Setiap hari Senin di sekolah-sekolah umum biasanya sering
diadakan yang namanya upacara bendera. Pasti itu, terkecuali kalau di
sekolahnya sedang ada ujian, libur semester, atau tiang benderanya bengkok
gara-gara ada guru yang lagi belajar jadi mentalis sama Deddy Corbuzier, pasti
ga akan ada upacara. Iya, gitu. Nah, Senin tanggal 27 Oktober 2014 di sekolah saya pun ada
upacara. Hanya kali ini upacaranya berbeda, eum.. upacaranya sama sih
sebenernya mah, masih ngibarin bendera merah putih bukan bendera Korea Utara,
apalagi bendera Slank mah, kira-kira aja..!
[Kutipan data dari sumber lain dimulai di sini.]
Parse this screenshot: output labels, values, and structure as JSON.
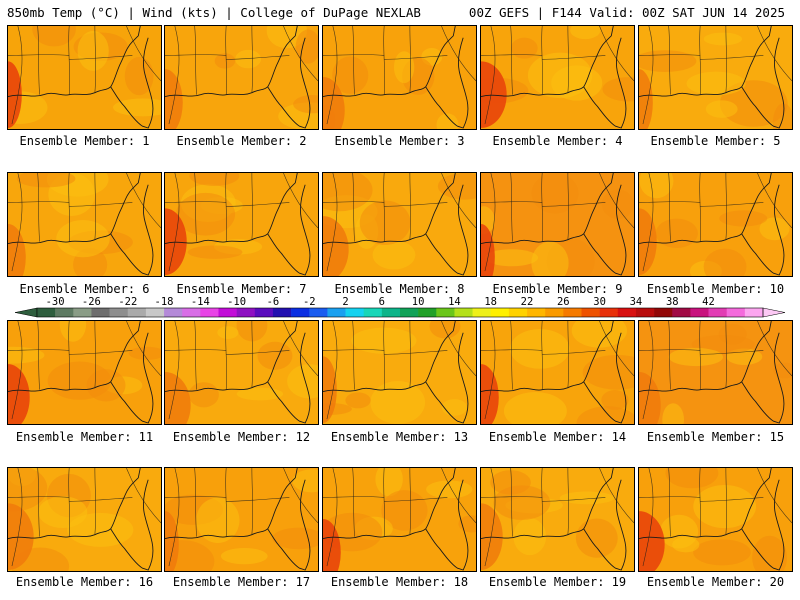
{
  "header": {
    "left_title": "850mb Temp (°C) | Wind (kts) | College of DuPage NEXLAB",
    "right_title": "00Z GEFS | F144 Valid: 00Z SAT JUN 14 2025"
  },
  "panel_label_prefix": "Ensemble Member: ",
  "members": [
    {
      "label": "Ensemble Member: 1",
      "base": "#f7a40a",
      "hot": "#e8400b"
    },
    {
      "label": "Ensemble Member: 2",
      "base": "#f8a50c",
      "hot": "#f07a0c"
    },
    {
      "label": "Ensemble Member: 3",
      "base": "#f8a20b",
      "hot": "#f07a0c"
    },
    {
      "label": "Ensemble Member: 4",
      "base": "#f8a40b",
      "hot": "#e8400b"
    },
    {
      "label": "Ensemble Member: 5",
      "base": "#f9ab0d",
      "hot": "#f07a0c"
    },
    {
      "label": "Ensemble Member: 6",
      "base": "#f8a60c",
      "hot": "#f07a0c"
    },
    {
      "label": "Ensemble Member: 7",
      "base": "#f8a50c",
      "hot": "#e8400b"
    },
    {
      "label": "Ensemble Member: 8",
      "base": "#f9a90d",
      "hot": "#f07a0c"
    },
    {
      "label": "Ensemble Member: 9",
      "base": "#f59210",
      "hot": "#e8400b"
    },
    {
      "label": "Ensemble Member: 10",
      "base": "#f8a00c",
      "hot": "#f07a0c"
    },
    {
      "label": "Ensemble Member: 11",
      "base": "#f8a00b",
      "hot": "#e8400b"
    },
    {
      "label": "Ensemble Member: 12",
      "base": "#f9aa0d",
      "hot": "#f07a0c"
    },
    {
      "label": "Ensemble Member: 13",
      "base": "#f9ab0d",
      "hot": "#f07a0c"
    },
    {
      "label": "Ensemble Member: 14",
      "base": "#f8a40b",
      "hot": "#e8400b"
    },
    {
      "label": "Ensemble Member: 15",
      "base": "#f59310",
      "hot": "#f07a0c"
    },
    {
      "label": "Ensemble Member: 16",
      "base": "#f9aa0d",
      "hot": "#f07a0c"
    },
    {
      "label": "Ensemble Member: 17",
      "base": "#f8a00b",
      "hot": "#f07a0c"
    },
    {
      "label": "Ensemble Member: 18",
      "base": "#f8a20b",
      "hot": "#e8400b"
    },
    {
      "label": "Ensemble Member: 19",
      "base": "#f9ab0d",
      "hot": "#f07a0c"
    },
    {
      "label": "Ensemble Member: 20",
      "base": "#f8a00b",
      "hot": "#e8400b"
    }
  ],
  "colorbar": {
    "tick_labels": [
      "-30",
      "-26",
      "-22",
      "-18",
      "-14",
      "-10",
      "-6",
      "-2",
      "2",
      "6",
      "10",
      "14",
      "18",
      "22",
      "26",
      "30",
      "34",
      "38",
      "42"
    ],
    "colors": [
      "#2e5e3e",
      "#5e7a62",
      "#8a9c86",
      "#6e6e6e",
      "#8e8e8e",
      "#aaaaaa",
      "#c8c8c8",
      "#b48ad8",
      "#d86ee6",
      "#e844e6",
      "#c20cd8",
      "#8e10c2",
      "#5a0cbe",
      "#2210b0",
      "#0a2ee2",
      "#1a5cf0",
      "#1aa0f0",
      "#14d2f0",
      "#18d6b8",
      "#0cb48a",
      "#10a258",
      "#20a028",
      "#6ac61a",
      "#b4e01a",
      "#eef01a",
      "#fff000",
      "#ffd200",
      "#ffb600",
      "#f99a00",
      "#f57a00",
      "#ee5200",
      "#e8300a",
      "#d81010",
      "#b80c0c",
      "#920808",
      "#a00a44",
      "#c8127e",
      "#e23cb4",
      "#f46adc",
      "#fca6f0"
    ],
    "left_arrow_color": "#2e5e3e",
    "right_arrow_color": "#fcc8f4"
  },
  "map_colors": {
    "coast": "#1a1a1a",
    "warm_patch": "#fbbf10",
    "mid_patch": "#f28d0c"
  }
}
Ada 2 hal yang bikin upacara kali ini terasa beda, heboh,
eumejing, awsome, spektakuler, ekstrakulikuler. Pertama. Anak ekskul sepak bola baru aja dapet
juara 1 turnamen piala gubernur. Kedua.Yang jadi Pembina upacara adalah
wali kota idola anak muda yang mengangkat harkat dan martabat kaum jomblo. Siapa lagi kalau bukan bapak
Ridwan Kamil!!!
Yaktul, Ridwan Kamil atau akrab disapa Kang Emil sebagai
wali kota kebanggaan liverpudlians… eh.. warga Bandung maksud saya, hadir di
sekolah untuk menjadi pembina upacara. Kegiatan rutin yang biasa dilakukan oleh
Kang Emil setiap hari Senin dari satu sekolah ke sekolah lain. Baguslah,
mendekatkan diri dengan warganya, sekaligus ngasih pembinaan buat alay-alay jomblo
hilang arah.
Sebenarnya saya udah tau kalau Kang Emil bakalan datang ke
sekolah, tau dari twitter bukan dari kamu, da kamu mah apa atuh?!
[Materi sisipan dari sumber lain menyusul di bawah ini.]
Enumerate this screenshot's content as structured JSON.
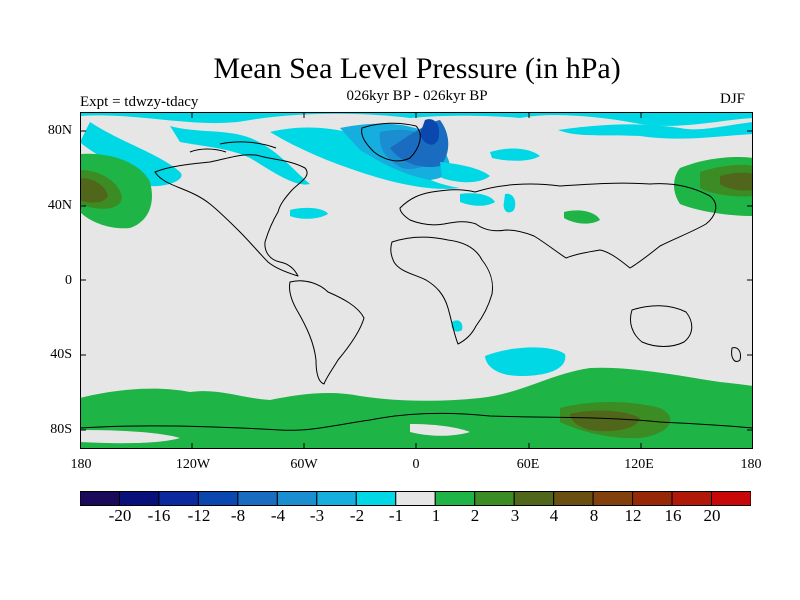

Pagi itu saya tidak menyiapkan seragam pemda yang mirip
hansip karena warnanya hijau-hijau itu. Padahal biasanya seluruh guru dan staf
suka pakai seragam itu tiap hari Senin. Bukannya apa-apa, cuman ga punya aja.
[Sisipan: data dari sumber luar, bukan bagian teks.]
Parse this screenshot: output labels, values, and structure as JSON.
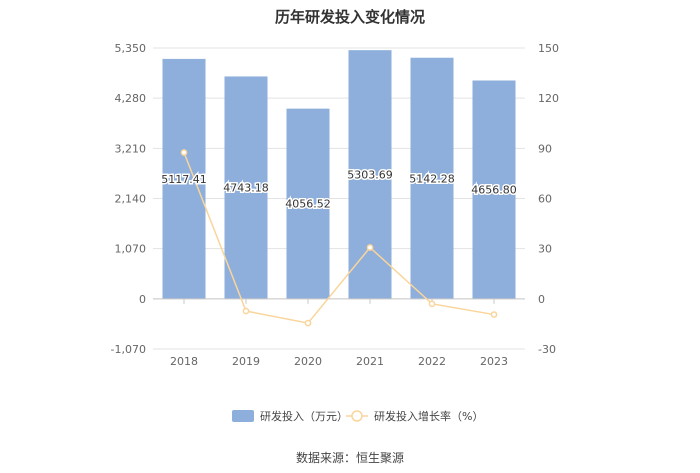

Saya masuk ke sekolah itu ketika seragam sudah dibagikan, jadi saya ga kebagian.
Tapi ga apa-apa, saya jadi beda sendiri, anti-mainstream.
Jam 6.45 pagi, lebih dikit mungkin. Tiba lah saya di depan
gerbang sekolah. Sudah banyak orang di situ. Ada seorang guru senior yang sedang
ngasih instruksi pada siswa untuk berbaris dengan rapih. Ada juga petugas kebersihan yang sedang memungut sampah. Ada juga di sana seorang pedagang
sangu koneng, supir angkot, tukang pulsa, agen elpiji, mamang becak, banyak lah saya lupa ada
siapa aja.
Siswa-siswi yang berbaris di depan gerbang itu adalah
anggota organisasi semacam paskibra gitu, bukan anggota ormas keagamaan yang
lagi demo nolak pemimpin kafir, bukan. Mereka berjejer seperti itu bukan untuk
menyambut kedatangan saya, tapi wali kota. Iya wali kota, da dia mah apa atuh wali kota?!
Di lapangan, beberapa
guru laki-laki setengah berteriak menyiapkan anak-anak untuk berbaris dengan
rapih. Saya lihat tiang bendera masih berdiri kokoh, tidak bengkok.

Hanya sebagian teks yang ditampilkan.